Partager

Pour la dixième et dernière fois, en ma qualité de Secrétaire général, j’ai le plaisir de souhaiter à mes amis et collègues du monde entier une excellente Journée des Nations Unies.

Ayant consacré presque toute ma vie professionnelle à l’Organisation des Nations Unies, j’aurai toujours un attachement particulier pour cette journée et les valeurs qu’elle met en avant.

Ces 10 dernières années, nous avons remporté des victoires de taille dans notre combat commun pour le développement, la sécurité et les droits de l’homme.

• Le volume de l’aide a augmenté et les mesures d’allégement de la dette pris de l’ampleur, ce qui a légèrement rééquilibré l’économie mondiale.

• Enfin, le monde se mobilise contre le VIH/sida.

• Les guerres entre États sont moins fréquentes qu’avant, et beaucoup de guerres civiles ont pris fin.

• Davantage de gouvernements sont élus par les peuples qu’ils gouvernent, et comptables devant eux.

• Tous les États ont reconnu, au moins en théorie, qu’ils ont la responsabilité de protéger les populations menacées de génocide, de crimes de guerre, de nettoyage ethnique et de crimes contre l’humanité.

Mais il reste beaucoup de chemin à faire :

• L’écart entre les riches et les pauvres continue de se creuser.

• Très peu de pays ont encore des chances d’atteindre les huit objectifs du Millénaire pour le développement d’ici à 2015.

• Beaucoup de gens continuent d’être victimes d’atrocités, d’actes de répression et de conflits violents.

• Le régime de non-prolifération nucléaire devrait faire d’urgence l’objet d’un examen.

• Le terrorisme, et l’action antiterroriste, instaurent un climat de peur et de suspicion.

Nous n’arrivons même pas, apparemment, à nous mettre d’accord sur la gravité relative des menaces. Les habitants des petits États insulaires considèrent peut-être le réchauffement planétaire comme le plus grand danger.

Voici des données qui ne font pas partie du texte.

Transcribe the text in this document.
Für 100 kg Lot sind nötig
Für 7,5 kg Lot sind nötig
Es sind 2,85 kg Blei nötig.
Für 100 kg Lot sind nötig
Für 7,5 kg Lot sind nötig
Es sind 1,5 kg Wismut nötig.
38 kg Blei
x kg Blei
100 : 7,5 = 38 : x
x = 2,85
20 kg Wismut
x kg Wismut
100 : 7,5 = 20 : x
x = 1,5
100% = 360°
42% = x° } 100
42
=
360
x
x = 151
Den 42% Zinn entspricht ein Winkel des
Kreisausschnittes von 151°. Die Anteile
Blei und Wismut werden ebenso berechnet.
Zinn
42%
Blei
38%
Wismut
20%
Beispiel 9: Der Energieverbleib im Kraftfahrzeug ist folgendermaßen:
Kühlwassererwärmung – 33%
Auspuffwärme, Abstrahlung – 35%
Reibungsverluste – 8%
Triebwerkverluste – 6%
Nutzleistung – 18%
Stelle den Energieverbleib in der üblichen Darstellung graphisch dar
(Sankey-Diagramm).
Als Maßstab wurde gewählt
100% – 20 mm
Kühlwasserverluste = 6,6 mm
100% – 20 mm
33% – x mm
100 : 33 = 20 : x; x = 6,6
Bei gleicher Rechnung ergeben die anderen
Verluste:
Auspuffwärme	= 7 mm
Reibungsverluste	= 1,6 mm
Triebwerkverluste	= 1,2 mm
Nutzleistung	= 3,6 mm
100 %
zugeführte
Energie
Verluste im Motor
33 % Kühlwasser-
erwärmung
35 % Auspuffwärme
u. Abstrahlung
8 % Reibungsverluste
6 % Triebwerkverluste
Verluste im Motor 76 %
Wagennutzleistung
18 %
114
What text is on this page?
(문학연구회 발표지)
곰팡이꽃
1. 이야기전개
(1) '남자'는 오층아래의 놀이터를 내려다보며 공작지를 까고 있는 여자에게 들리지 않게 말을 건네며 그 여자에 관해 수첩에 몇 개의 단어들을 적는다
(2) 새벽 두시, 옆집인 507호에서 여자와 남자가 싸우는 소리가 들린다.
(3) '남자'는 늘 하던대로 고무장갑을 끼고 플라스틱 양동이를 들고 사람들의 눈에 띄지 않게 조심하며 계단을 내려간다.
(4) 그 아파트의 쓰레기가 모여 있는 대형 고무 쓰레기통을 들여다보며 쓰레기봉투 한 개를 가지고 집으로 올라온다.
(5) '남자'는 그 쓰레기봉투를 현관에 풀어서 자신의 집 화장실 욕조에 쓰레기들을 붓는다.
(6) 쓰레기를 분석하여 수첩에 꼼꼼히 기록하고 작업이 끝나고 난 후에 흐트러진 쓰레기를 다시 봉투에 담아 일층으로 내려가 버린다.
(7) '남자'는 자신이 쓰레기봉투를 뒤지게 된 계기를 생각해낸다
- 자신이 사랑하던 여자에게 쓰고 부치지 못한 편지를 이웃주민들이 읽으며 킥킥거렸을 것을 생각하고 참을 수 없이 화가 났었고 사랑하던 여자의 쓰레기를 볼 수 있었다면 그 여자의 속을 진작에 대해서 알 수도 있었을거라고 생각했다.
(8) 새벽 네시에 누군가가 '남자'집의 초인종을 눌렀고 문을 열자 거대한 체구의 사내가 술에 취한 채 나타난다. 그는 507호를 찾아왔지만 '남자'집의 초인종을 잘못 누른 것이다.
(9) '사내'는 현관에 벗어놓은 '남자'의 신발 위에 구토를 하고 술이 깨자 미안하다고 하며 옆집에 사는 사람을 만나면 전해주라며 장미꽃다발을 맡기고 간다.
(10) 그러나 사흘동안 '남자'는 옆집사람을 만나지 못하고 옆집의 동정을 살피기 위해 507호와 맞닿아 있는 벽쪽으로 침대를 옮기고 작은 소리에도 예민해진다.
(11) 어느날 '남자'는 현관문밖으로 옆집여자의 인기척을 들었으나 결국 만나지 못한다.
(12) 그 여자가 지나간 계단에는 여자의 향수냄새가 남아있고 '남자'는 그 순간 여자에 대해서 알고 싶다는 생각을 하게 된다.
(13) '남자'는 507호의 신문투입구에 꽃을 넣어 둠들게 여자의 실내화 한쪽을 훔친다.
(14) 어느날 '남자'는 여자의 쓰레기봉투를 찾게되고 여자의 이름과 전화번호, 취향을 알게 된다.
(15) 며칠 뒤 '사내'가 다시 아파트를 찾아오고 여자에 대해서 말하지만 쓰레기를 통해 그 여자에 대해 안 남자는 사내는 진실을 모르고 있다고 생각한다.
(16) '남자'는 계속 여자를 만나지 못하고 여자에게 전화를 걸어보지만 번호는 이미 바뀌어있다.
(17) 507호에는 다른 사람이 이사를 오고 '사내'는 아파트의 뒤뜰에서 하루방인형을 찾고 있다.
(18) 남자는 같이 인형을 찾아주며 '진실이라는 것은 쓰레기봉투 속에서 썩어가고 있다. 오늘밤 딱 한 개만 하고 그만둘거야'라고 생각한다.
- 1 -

Ceux des villes qui ont été victimes d’attentats terroristes, comme New York, Mumbai ou Istanbul, se disent peut-être qu’il est plus urgent de combattre le terrorisme. D’autres encore donneraient peut-être la priorité à la lutte contre la pauvreté et la maladie, ou à la prévention des génocides.

En vérité, toutes ces menaces sont des menaces mondiales. Nous devons tous les prendre toutes en compte. Sinon, nous risquons de n’avoir le dessus sur aucune.

Moins que jamais, nous ne pouvons nous permettre d’être divisés. Je sais que vous, les peuples du monde, le comprenez.

Merci pour l’appui et les encouragements que vous m’avez prodigués, au cours de ces 10 années difficiles mais combien exaltantes.

S’il vous plaît, dites à vos dirigeants de coopérer avec mon successeur, et de faire de l’ONU une Organisation plus forte et plus efficace.

Vive la Terre et les peuples qui l’habitent.

Vive l’Organisation des Nations Unies!